Diduga Dana Aspirasi 27 Motor Bodong Picu Aksi Demo HMI di Tual

Tual News – Aksi demonstrasi Himpunan Mahasiswa Islam Cabang Tual ( HMI ), selasa ( 18/2/2020 ) yang diwarnai kericuhan dan pencoretan gedung parlemen, diduga terkait dana aspirasi pengadaan 27 kendaraan bermotor oleh Dinas PMD Kota Tual yang bersumber dari APBD Kota Tual tahun 2017.

Video Wawancara tualnews.com, bersama Koordinator aksi demo HMI, Yasir Nuhuyanan

Koordinator aksi demo HMI, Yasir Nuhuyanan kepada tualnews.com  mengaku mereka mendatangi DPRD Kota Tual untuk meminta pertanggungjawaban wakil rakyat atas pengadaan 27 kendaraan bermotor yang merupakan dana aspirasi Anggota DPRD Kota Tual 2014 – 2019, karena kendaraan bermotor itu sudah diterima penerima manfaat, namun tidak dilengkapi surat kendaraan bermotor seperti STNK dan BPKB.

“ Tanggal 29 Desember 2017,  ada 27 kendaraan bermotor yang dikeluarkan Dinas PMD Kota Tual, merupakan dana aspirasi Anggota DPRD Kota Tual 2014 – 2019, motor itu sudah diterima warga Kota Tual penerima manfaat, namun sampai saat ini tidak ada kejelasan terkait surat kendaraan bermotor seperti STNK dan BPKB “ Ungkap Nuhuyanan.
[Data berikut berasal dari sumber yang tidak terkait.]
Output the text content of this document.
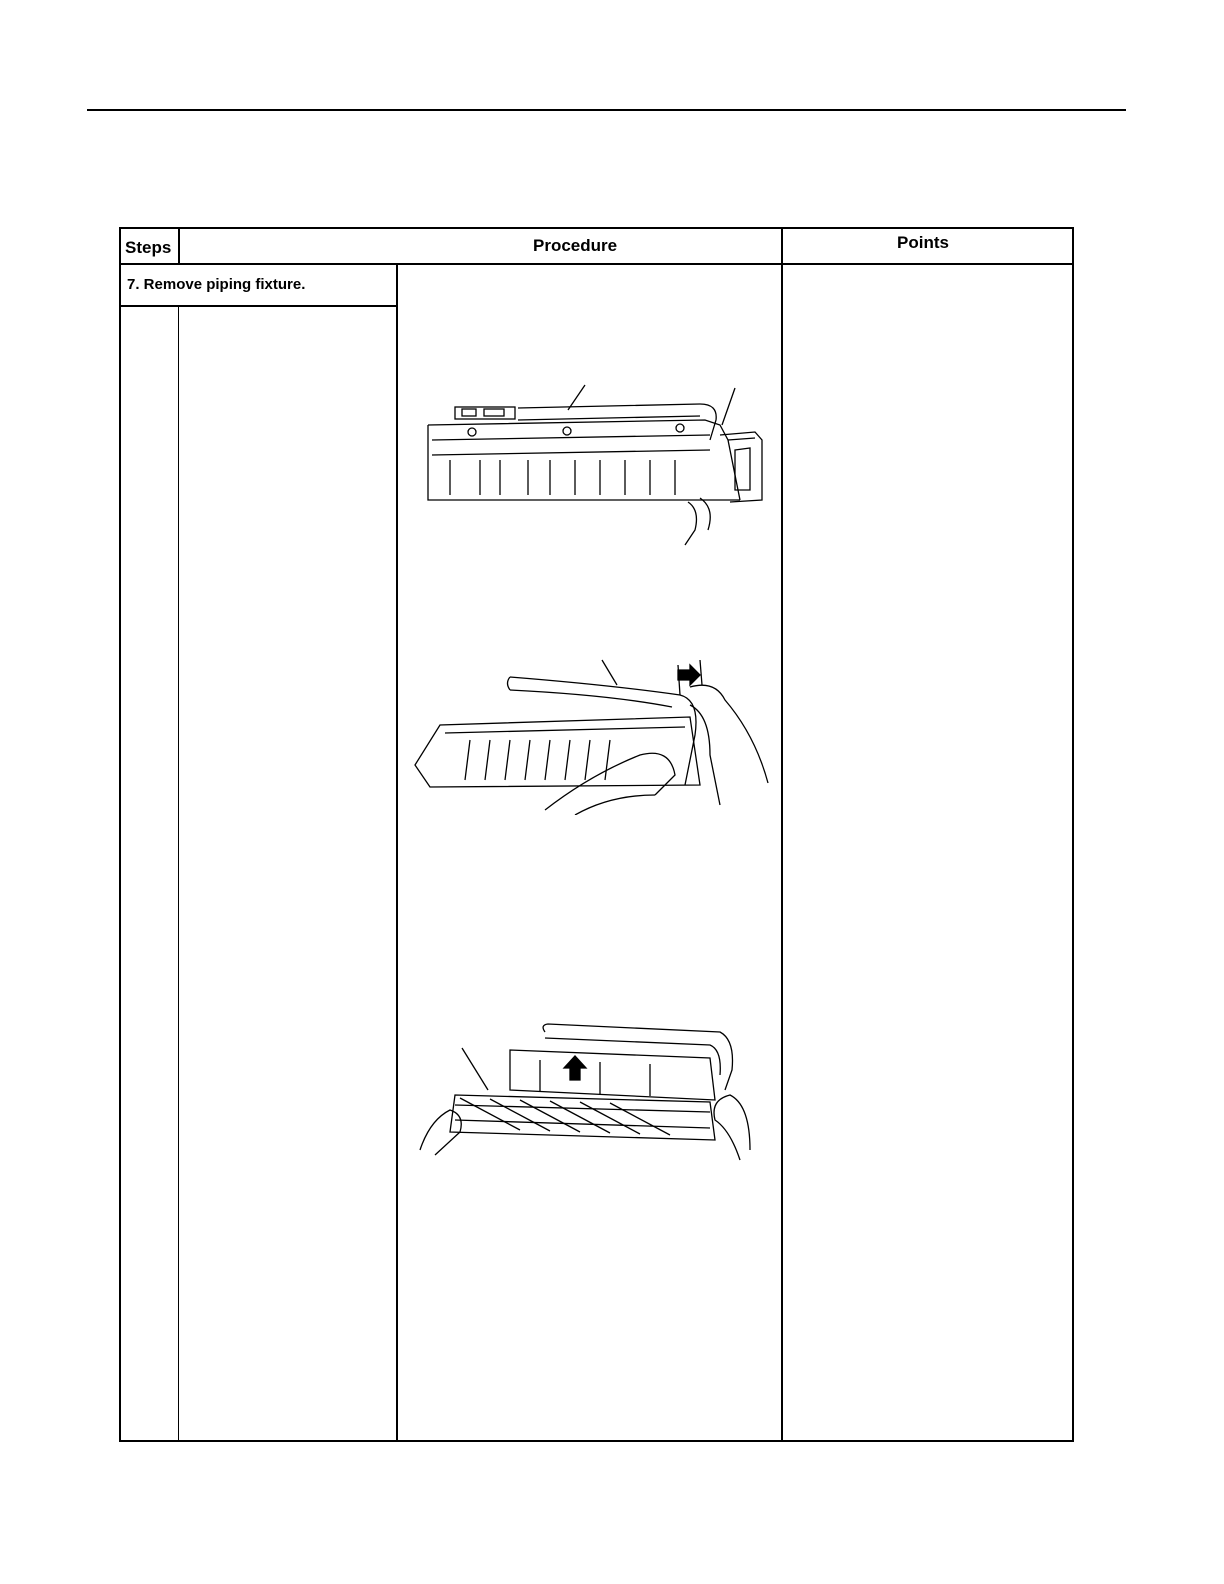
Steps	Procedure	Points
7. Remove piping fixture.
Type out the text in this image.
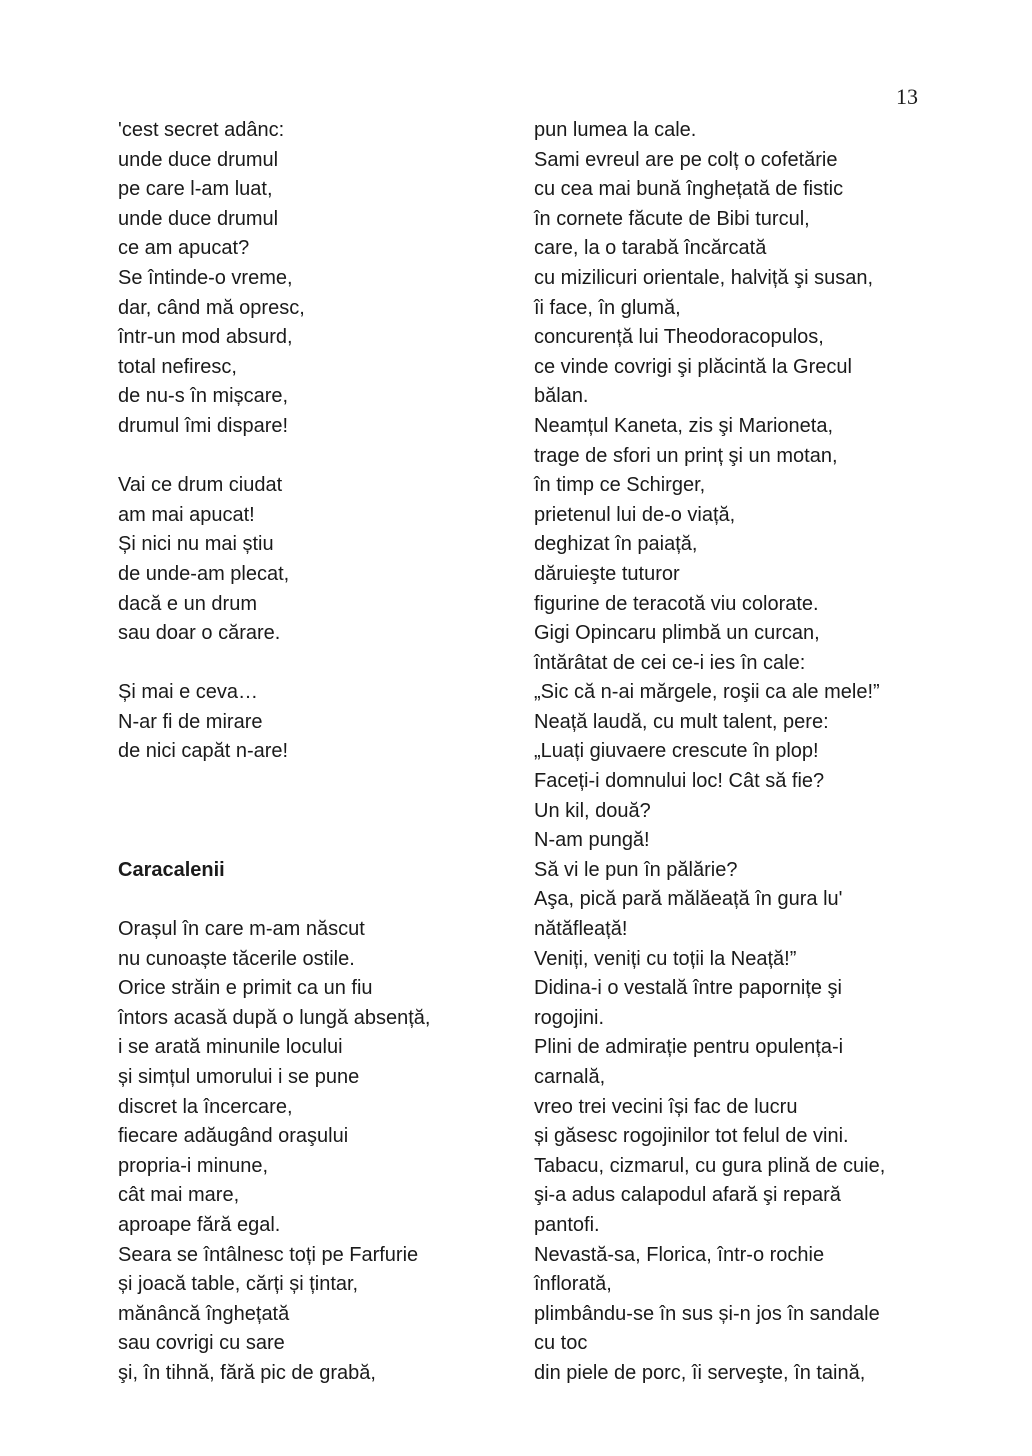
13
'cest secret adânc:
unde duce drumul
pe care l-am luat,
unde duce drumul
ce am apucat?
Se întinde-o vreme,
dar, când mă opresc,
într-un mod absurd,
total nefiresc,
de nu-s în mișcare,
drumul îmi dispare!
Vai ce drum ciudat
am mai apucat!
Și nici nu mai știu
de unde-am plecat,
dacă e un drum
sau doar o cărare.
Și mai e ceva…
N-ar fi de mirare
de nici capăt n-are!
Caracalenii
Orașul în care m-am născut
nu cunoaște tăcerile ostile.
Orice străin e primit ca un fiu
întors acasă după o lungă absență,
i se arată minunile locului
și simțul umorului i se pune
discret la încercare,
fiecare adăugând oraşului
propria-i minune,
cât mai mare,
aproape fără egal.
Seara se întâlnesc toți pe Farfurie
și joacă table, cărți și țintar,
mănâncă înghețată
sau covrigi cu sare
şi, în tihnă, fără pic de grabă,
pun lumea la cale.
Sami evreul are pe colț o cofetărie
cu cea mai bună înghețată de fistic
în cornete făcute de Bibi turcul,
care, la o tarabă încărcată
cu mizilicuri orientale, halviță şi susan,
îi face, în glumă,
concurență lui Theodoracopulos,
ce vinde covrigi şi plăcintă la Grecul
bălan.
Neamțul Kaneta, zis şi Marioneta,
trage de sfori un prinț şi un motan,
în timp ce Schirger,
prietenul lui de-o viață,
deghizat în paiață,
dăruieşte tuturor
figurine de teracotă viu colorate.
Gigi Opincaru plimbă un curcan,
întărâtat de cei ce-i ies în cale:
„Sic că n-ai mărgele, roşii ca ale mele!”
Neață laudă, cu mult talent, pere:
„Luați giuvaere crescute în plop!
Faceți-i domnului loc! Cât să fie?
Un kil, două?
N-am pungă!
Să vi le pun în pălărie?
Aşa, pică pară mălăeață în gura lu'
nătăfleață!
Veniți, veniți cu toții la Neață!”
Didina-i o vestală între papornițe şi
rogojini.
Plini de admirație pentru opulența-i
carnală,
vreo trei vecini își fac de lucru
și găsesc rogojinilor tot felul de vini.
Tabacu, cizmarul, cu gura plină de cuie,
şi-a adus calapodul afară şi repară
pantofi.
Nevastă-sa, Florica, într-o rochie
înflorată,
plimbându-se în sus și-n jos în sandale
cu toc
din piele de porc, îi serveşte, în taină,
Dikatakan, 27 kendaraan bermotor itu sudah digunakan warga Kota Tual penerima manfaat dari dana aspirasi Anggota DPRD Kota Tual sejak tahun 2017, namun sangat disesalkan surat kendaraan itu tidak ada kejelasan untuk diberikan kepada warga setempat.

“ Motor ini sudah diberikan kepada masyarakat, namun sampai saat ini tidak ada kejelasan terkait surat kendaraan bermotor seperti STNK dan BPKB. Kami sudah dua kali datangi Dinas PMD Kota Tual pertanyakan hal ini namun tidak ada kejelasan “ Tandas Koordinator aksi HMI Tual.

Renhoat Ngaku Tak Ada Surat Pemberitahuan Aksi Demo

Sementara itu Anggota DPRD Kota Tual dari Partai Keadilan Sejahtera ( PKS ), Aisa Renhoat kepada tualnews.com, mengaku sejak awal demonstrasi HMI pihaknya tidak memperoleh surat pemberitahuan aksi demo.

Video Wawancara tualnews.com bersama Anggota DPRD Kota Tual dari Partai Keadilan Sejahtera ( PKS ), Aisa Renhoat

“ Kami tidak ada surat pemberitahuan dari sekretariat DPRD kalau ada aksi demo HMI, sebagai wakil rakyat baru mendengar ada aksi demo pukul 14.00 WIT “ Ujarnya.

Kata Renhoat, dirinya bersama dua wakil rakyat lainya tidak sempat pulang rumah untuk makan siang, karena harus menerima para pendemo. “ Saya bersama rekan lainya turun minta HMI jangan berorasi diluar, karena gedung ini milik rakyat, jadi bisa masuk didalam untuk sampaikan aspirasi, namun HMI menolak permintaan kami  “ Terangnya.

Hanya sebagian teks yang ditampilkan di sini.